Pendant la guerre d’Algérie, elle rencontre Yacef Saadi (FLN) dans la Casbah d’Alger. Elle le traite d’assassin, sans se désolidariser des tortionnaires français : jugement communautariste. Avec Germaine Tillion, l’Algérie française entre au Panthéon (Sarkozy a voulu en vain y faire entrer Albert Camus). A la fin de sa vie, elle dénoncera encore : «(…) ce que les algériens n’ont pas fait avec les français : les aider à vivre (…) » (interview à Télérama, 21 avril 2008). 1 500 000 morts passent à la trappe.

GENEVIEVE DE GAULLE, GERMAINE TILLION, JEAN ZAY et PIERRE BROSSOLETTE : Quatre résistants au Panthéon

PIERRE BROSSOLETTE

Socialiste, il rejoint de Gaulle à Londres (opération Bridge) et lui fait allégeance. Là, dans le journal La Marseillaise, il plaide pour l’union des «familles spirituelles » (Barrès), du PSF du colonel de La Rocque jusqu’au Front National des staliniens :

Il n’y a plus que deux classes sociales : les « gaullistes » et les « traîtres »… Il faut «une collaboration étroite et amicale de ce qu’il y avait de meilleur à gauche et de meilleur à droite (…) quelques fanatiques attardés des luttes passées (…) essaient (…) de dresser les familles sociales (…) les unes contre les autres au nom  (…) [du] classe contre classe » (27 septembre 1942)… « Le peuple de France (…) s’est tout entier donné » à de Gaulle (6 décembre 1942).

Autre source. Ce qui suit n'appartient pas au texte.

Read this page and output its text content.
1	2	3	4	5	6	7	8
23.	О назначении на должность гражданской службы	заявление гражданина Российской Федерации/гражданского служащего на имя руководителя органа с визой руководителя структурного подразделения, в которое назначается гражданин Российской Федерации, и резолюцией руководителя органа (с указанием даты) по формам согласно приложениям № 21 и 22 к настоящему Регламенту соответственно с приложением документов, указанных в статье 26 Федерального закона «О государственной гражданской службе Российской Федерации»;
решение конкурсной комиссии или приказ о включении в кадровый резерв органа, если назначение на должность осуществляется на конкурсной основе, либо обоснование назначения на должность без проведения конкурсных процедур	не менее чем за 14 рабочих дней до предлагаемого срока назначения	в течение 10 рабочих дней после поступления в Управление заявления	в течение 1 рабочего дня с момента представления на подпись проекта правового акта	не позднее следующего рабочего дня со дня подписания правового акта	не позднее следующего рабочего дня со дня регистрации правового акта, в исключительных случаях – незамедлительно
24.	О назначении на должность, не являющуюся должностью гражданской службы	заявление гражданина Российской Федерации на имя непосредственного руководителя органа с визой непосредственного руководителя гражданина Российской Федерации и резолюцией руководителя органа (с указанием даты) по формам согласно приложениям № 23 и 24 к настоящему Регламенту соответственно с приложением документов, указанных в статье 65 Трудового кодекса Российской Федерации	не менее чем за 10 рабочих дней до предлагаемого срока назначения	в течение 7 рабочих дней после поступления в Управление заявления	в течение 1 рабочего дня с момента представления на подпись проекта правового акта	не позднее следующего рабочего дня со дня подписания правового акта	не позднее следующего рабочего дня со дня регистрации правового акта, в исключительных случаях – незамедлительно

Parachuté en France, il accomplit la mission que de Gaulle lui a confiée (opération Brumaire) : la fusion des mouvements de Résistance de la zone Nord, qui sont placés sous la tutelle du général, comme fait Jean Moulin en zone Sud.

GENEVIEVE DE GAULLE, GERMAINE TILLION, JEAN ZAY et PIERRE BROSSOLETTE : Quatre résistants au Panthéon

JEAN ZAY

En 1936, Léon Blum impose le radical Jean Zay dans son gouvernement, pour faire contrepoids aux socialistes. Ce sera son ministre de l’Education Nationale. La réaction se déchaîne : l’écolier français est « l’esclave du Juif » (Marcel Jouhandeau, Le Péril juif ). Mais par la loi Jean Zay du 9 avril 1936, il porte l’obligation scolaire à 14 ans ; il crée le Musée de l’Homme (1937), etc.

En 1940, hostile à l’armistice, il s’embarque sur le Massilia pour poursuivre la lutte dans le cadre de l’Empire ; il est condamné comme déserteur «juif», à la dégradation militaire et à la déportation à vie : c’est la même peine que pour Dreyfus, bien que n’étant pas plus juif que lui, son père ayant rejeté le judaïsme pour le protestantisme (comme avait fait Dreyfus). Par surcroît, ses ennemis avaient été tétanisés par son poème antimilitariste Le Drapeau qui se termine par ce vers : « Tu es pour moi de la race vile des torche-culs ».